Remember the polar vortex?
The term entered popular awareness during the winter of 2013-14, which brought biting cold to much of the country and saw record low temperatures around the Great Lakes region.
Now climate scientists at Environment and Climate Change Canada who have been studying the phenomenon to see whether something unusual was behind it have an answer: Such an extreme winter is within the range of normal for Canada.
The result has broad implications because it speaks to the apparent slowdown in the rate at which the Earth is heating up. The slowdown, or global warming "hiatus" as it is sometimes called, is a smaller-than-expected increase in global average surface temperature since about the year 2000. Observations suggest the planet is getting warmer, but not as quickly as predicted.
The Canadian study, published Monday in the journal Nature Climate Change, reinforces the idea that natural variability is behind the hiatus, too, since very cold winters in one region tend to drag down the global average. It implies that things could just as easily swing the other way in the future, causing temperatures to rise even faster than climate models predict. Such a reverse swing may be behind the searing heat that people are currently experiencing in the American southwest.
"Our findings don't undermine the influence that humans have been having on the climate," said John Fyfe, a senior research scientist at the Canadian Centre for Climate Modelling and Analysis in Victoria. "But we shouldn't be surprised to find that human-induced climate change is overlaid on top of a level of internal variability that can be quite large in magnitude and persistent."
According to Dr. Fyfe, that persistence helps explain why a cluster of cold winters can crop up in close succession, as occurred with three out of the five winters between 2009 and 2014.
The study challenges a theory, put forward in 2014, that the cold winter of 2013-14 was triggered by an unusual warming in the western tropical Pacific that year.

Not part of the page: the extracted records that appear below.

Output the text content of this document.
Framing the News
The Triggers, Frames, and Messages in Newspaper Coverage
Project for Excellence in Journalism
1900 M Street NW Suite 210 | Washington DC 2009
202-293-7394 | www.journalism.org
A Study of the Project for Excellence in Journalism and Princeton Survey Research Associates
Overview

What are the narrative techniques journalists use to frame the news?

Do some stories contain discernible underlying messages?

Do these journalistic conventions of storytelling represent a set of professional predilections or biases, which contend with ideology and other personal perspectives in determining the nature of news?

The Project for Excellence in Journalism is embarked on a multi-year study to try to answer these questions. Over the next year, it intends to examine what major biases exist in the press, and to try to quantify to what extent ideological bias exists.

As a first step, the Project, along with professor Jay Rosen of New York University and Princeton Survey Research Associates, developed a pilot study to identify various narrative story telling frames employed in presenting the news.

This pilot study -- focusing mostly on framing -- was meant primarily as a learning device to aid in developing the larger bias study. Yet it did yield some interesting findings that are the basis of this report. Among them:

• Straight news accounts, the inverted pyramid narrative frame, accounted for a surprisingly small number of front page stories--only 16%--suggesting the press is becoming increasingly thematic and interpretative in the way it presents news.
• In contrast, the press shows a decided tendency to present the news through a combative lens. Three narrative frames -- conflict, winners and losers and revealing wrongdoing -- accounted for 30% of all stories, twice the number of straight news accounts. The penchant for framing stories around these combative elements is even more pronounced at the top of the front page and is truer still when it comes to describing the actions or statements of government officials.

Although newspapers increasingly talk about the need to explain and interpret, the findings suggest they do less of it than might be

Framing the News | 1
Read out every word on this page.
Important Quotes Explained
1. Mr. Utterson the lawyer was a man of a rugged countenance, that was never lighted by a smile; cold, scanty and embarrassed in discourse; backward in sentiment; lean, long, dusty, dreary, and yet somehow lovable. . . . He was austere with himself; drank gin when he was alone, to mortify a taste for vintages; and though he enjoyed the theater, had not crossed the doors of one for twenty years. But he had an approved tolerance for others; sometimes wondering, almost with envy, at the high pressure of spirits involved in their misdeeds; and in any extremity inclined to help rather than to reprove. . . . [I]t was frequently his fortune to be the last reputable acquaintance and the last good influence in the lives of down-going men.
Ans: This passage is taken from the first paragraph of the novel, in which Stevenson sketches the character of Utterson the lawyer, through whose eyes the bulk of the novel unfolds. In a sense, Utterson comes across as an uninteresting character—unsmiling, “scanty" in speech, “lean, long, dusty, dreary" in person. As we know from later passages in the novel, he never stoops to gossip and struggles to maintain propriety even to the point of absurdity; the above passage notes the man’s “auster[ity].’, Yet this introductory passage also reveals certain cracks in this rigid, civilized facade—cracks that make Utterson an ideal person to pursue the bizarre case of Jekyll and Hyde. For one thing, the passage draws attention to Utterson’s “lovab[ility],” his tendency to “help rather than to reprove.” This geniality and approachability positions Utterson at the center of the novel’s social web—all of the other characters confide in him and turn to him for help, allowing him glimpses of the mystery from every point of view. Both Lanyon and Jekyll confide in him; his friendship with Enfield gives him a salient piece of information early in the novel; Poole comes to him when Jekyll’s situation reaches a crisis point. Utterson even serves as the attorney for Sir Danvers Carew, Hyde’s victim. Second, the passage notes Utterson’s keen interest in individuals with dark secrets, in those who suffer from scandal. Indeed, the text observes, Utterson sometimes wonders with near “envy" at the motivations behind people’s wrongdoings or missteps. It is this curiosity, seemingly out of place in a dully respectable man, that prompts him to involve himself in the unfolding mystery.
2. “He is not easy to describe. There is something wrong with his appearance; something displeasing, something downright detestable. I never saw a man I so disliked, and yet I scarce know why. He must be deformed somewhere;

Using the federal government's own climate-system model, which runs on a dedicated supercomputer, Dr. Fyfe and a collaborator ran 200 detailed simulations of the Earth's atmosphere, looking at the kinds of fluctuations that arise from year to year. They then zeroed in on four of those that most closely reproduced the kind of extreme winter conditions that occurred in North America during 2013-14.
What they discovered is that such conditions can arise naturally without the need for a trigger in the tropical Pacific or anywhere else apart from normal regional fluctuations. Most significantly for Canadians living in the eastern half of the country, the excessively cold winters do not appear to be some sort of cruel byproduct of climate change, which means they are not destined to become more frequent, despite the recent spate of cold snaps.
Not everyone is convinced. Kevin Trenberth, a senior scientist at the U.S. National Center for Atmospheric Research in Boulder, Colo., took issue with the way the Canadian study deals with climate anomalies and noted that excessive precipitation over the tropical Pacific in 2013-14 had "major consequences for the atmosphere," setting up effects that rippled across North America.
Climate-change skeptics have often seized upon such disputes to cast doubt on whether scientists can be certain about the role of humans in escalating global warming. Researchers are adamant that this misrepresents what they are arguing about.
The new study will likely fuel the debate about whether the apparent hiatus in warming is real. Last year, an analysis led by Thomas Karl at the U.S. National Oceanic and Atmospheric Administration suggested that the hiatus simply reflects biases in temperature data. But both Dr. Fyfe and Dr. Trenberth say the hiatus is real. If so, it may only be a temporary and partial brake on global warming, and a warning that temperatures could climb much more steeply in the future.